# Training the Multi-Modal Neural Network

This notebook demonstrates training with the multi-dataset selector.

**Prerequisites:**
- Complete `01_getting_started.ipynb` to verify your environment
- Configure datasets in `../configs/default.yaml` under `data.datasets`

**Testing:** Run `make test` or `pytest tests/test_integration.py` to verify training components.

## Inspect Configured Datasets

In [None]:
import sys
sys.path.append('..')

from src.utils.config import load_config

config_path = '../configs/default.yaml'
config = load_config(config_path)
print('Datasets defined:')
for ds in config.get('data', {}).get('datasets', []):
    print(f"- {ds.get('name')} type={ds.get('type')} enabled={ds.get('enabled', True)} splits={ds.get('splits')}")

## Build DataLoaders (Selector)

In [None]:
from src.data import build_dataloaders
train_loader, val_loader, test_loader = build_dataloaders(config)
print(f'Train batches: {len(train_loader)}')
print(f'Val batches: {len(val_loader) if val_loader else 0}')
print(f'Test batches: {len(test_loader) if test_loader else 0}')

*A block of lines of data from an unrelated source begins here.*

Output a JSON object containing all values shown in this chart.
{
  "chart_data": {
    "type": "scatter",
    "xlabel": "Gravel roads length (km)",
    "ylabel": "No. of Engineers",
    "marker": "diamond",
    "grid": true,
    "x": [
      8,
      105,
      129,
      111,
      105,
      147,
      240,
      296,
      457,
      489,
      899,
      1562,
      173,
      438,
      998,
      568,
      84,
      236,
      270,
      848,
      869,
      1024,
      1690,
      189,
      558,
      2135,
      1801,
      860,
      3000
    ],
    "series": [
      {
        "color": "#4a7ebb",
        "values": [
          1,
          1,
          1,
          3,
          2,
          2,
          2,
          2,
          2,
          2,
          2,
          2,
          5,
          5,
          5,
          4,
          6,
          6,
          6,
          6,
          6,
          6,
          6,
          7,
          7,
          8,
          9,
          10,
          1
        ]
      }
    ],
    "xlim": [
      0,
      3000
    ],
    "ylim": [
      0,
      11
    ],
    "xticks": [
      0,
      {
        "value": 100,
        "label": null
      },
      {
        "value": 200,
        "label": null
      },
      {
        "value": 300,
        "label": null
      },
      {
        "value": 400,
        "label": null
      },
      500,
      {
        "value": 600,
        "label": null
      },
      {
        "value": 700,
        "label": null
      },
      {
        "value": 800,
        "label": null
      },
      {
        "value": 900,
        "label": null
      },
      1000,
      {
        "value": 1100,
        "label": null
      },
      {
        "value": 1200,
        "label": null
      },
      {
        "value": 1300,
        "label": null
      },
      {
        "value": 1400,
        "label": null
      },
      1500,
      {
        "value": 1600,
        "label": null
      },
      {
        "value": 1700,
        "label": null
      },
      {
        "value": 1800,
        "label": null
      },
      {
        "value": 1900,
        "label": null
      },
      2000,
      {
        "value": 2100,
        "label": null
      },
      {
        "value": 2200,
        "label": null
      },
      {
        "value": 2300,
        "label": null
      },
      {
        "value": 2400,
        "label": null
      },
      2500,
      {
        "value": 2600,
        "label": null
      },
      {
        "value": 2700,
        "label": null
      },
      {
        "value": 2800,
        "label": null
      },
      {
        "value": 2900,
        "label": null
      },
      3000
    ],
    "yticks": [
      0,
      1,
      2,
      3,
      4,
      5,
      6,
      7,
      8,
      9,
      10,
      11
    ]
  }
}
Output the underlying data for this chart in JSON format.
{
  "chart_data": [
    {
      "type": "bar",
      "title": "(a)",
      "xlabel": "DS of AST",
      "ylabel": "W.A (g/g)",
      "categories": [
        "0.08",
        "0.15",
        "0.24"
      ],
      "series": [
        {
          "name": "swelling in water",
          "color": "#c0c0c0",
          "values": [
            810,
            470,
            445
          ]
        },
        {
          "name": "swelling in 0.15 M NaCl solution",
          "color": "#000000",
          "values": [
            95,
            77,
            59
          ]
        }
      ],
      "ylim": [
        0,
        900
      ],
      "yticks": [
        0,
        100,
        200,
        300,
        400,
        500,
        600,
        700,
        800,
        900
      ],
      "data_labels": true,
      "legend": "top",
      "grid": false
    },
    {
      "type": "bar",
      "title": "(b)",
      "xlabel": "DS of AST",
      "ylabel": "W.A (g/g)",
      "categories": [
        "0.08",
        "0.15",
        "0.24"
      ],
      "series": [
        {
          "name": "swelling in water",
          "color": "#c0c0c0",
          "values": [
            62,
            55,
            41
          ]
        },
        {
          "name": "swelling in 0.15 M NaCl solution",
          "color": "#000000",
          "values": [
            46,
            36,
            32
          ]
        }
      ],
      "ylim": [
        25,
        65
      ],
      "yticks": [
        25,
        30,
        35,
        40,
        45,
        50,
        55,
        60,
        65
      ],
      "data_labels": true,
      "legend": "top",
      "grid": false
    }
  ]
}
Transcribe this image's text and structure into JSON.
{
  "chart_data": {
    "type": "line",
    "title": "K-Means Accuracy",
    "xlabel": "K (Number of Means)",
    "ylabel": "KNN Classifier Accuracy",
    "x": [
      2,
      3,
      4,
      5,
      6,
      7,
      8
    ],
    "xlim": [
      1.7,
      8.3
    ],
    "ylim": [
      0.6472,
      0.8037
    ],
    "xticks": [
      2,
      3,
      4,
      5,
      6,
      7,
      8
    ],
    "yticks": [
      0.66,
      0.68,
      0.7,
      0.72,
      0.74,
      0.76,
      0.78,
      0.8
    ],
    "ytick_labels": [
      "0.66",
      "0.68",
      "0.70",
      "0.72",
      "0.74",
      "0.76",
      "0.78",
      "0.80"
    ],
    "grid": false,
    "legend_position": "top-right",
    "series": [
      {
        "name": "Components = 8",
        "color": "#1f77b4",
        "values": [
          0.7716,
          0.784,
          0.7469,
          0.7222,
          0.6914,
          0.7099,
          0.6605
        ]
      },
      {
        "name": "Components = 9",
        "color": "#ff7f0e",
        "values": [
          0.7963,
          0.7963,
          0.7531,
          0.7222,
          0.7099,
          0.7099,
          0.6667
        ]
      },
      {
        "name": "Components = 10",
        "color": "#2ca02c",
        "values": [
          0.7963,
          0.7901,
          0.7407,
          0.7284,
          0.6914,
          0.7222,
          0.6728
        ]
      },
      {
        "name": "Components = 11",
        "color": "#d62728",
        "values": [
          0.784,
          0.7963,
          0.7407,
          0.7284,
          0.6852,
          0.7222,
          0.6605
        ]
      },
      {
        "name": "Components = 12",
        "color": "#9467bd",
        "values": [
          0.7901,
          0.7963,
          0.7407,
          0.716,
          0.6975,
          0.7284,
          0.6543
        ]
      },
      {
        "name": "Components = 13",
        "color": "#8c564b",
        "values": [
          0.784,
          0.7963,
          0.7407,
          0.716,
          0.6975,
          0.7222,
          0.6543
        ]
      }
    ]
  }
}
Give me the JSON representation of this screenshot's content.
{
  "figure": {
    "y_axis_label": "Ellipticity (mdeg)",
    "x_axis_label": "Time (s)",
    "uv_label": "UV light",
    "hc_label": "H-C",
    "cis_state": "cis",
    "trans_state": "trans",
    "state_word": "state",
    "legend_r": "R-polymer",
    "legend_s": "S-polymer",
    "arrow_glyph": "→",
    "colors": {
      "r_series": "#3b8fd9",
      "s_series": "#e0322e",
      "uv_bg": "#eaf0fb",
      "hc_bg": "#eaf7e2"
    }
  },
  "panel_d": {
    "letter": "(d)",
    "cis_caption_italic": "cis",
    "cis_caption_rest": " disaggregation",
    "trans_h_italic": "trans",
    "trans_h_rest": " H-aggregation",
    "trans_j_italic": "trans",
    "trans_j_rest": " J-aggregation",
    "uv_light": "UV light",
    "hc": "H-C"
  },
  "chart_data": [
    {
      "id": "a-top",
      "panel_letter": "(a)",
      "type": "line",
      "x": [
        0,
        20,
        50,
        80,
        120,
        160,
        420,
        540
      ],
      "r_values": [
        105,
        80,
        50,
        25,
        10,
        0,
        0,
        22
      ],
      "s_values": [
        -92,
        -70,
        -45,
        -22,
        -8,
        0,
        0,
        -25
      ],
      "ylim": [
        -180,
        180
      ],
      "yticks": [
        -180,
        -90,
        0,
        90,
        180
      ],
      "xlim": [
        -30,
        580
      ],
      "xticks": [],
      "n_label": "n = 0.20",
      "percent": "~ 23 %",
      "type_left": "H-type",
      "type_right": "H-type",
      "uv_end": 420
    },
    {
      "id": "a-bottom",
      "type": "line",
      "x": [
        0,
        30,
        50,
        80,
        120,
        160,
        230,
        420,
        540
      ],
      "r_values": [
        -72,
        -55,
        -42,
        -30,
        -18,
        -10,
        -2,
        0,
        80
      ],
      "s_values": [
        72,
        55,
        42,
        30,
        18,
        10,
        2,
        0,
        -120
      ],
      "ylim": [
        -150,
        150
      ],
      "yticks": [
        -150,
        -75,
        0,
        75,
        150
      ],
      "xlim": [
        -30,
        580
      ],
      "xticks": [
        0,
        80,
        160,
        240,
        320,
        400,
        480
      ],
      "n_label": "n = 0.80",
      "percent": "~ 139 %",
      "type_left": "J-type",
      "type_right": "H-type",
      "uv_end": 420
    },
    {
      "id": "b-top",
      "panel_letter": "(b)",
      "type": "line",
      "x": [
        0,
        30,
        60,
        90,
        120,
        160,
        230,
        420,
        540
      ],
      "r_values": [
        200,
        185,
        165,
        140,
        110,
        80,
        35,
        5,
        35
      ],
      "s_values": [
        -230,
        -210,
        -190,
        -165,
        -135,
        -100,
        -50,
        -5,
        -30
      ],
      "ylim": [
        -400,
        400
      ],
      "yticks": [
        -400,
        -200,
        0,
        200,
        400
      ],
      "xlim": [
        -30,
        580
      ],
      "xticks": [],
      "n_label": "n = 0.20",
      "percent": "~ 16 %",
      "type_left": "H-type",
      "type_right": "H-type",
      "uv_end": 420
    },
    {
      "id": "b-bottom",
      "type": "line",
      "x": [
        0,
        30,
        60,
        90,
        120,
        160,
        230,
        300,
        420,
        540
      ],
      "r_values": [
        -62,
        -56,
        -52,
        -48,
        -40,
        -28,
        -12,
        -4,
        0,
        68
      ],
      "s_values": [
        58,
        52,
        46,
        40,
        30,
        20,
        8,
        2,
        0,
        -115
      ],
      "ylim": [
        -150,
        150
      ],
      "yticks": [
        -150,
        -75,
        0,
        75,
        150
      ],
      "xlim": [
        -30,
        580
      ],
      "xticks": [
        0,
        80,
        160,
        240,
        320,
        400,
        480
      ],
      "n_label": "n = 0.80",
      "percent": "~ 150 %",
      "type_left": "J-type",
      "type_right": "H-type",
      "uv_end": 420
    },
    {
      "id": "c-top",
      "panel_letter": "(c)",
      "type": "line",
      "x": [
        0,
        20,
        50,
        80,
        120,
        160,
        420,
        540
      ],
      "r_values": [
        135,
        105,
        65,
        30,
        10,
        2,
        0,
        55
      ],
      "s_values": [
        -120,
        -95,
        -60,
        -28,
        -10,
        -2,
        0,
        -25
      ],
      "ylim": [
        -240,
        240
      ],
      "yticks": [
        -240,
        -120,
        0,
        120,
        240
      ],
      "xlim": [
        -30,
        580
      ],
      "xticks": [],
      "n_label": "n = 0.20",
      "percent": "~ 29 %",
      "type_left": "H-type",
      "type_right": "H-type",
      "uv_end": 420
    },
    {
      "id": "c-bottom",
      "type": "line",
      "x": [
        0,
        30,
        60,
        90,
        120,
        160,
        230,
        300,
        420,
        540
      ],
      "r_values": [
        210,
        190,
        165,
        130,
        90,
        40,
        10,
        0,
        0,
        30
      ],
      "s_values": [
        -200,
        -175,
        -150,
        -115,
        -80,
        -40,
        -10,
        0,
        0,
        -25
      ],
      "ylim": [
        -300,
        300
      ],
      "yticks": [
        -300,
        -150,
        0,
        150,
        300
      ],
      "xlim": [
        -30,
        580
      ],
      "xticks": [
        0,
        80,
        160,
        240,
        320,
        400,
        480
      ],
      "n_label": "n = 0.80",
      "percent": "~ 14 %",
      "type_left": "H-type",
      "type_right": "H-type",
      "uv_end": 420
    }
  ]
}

## Initialize Trainer (Auto selector fallback)

In [None]:
from src.training.trainer import Trainer
trainer = Trainer(config_path=config_path)
print('Trainer loaders: train', len(trainer.train_loader), 'val', len(trainer.val_loader) if trainer.val_loader else 0, 'test', len(trainer.test_loader) if getattr(trainer, 'test_loader', None) else 0)

## Inspect First Batch

In [None]:
batch = next(iter(trainer.train_loader))
print('Batch keys:', batch.keys())
print('Tensor shapes:', [(k, v.shape) for k,v in batch.items() if hasattr(v,'shape')])

## Train

In [None]:
# Uncomment to start training
# trainer.train()

## Notes
- Modify `configs/default.yaml` to enable/disable datasets.
- Ensure split ratios sum to 1.0.
- Legacy keys (`train_dataset`, `val_dataset`) are ignored when `datasets` is present.

In [None]:
# (Optional) Advanced: Rebuild loaders after modifying config in-memory
# Example:
# config['data']['datasets'][0]['splits']['train'] = 0.7
# config['data']['datasets'][0]['splits']['val'] = 0.2
# config['data']['datasets'][0]['splits']['test'] = 0.1
# train_loader, val_loader, test_loader = build_dataloaders(config)
# trainer.train_loader = train_loader
# trainer.val_loader = val_loader
# trainer.test_loader = test_loader
# print('Rebuilt loaders: train', len(train_loader), 'val', len(val_loader or []), 'test', len(test_loader or []))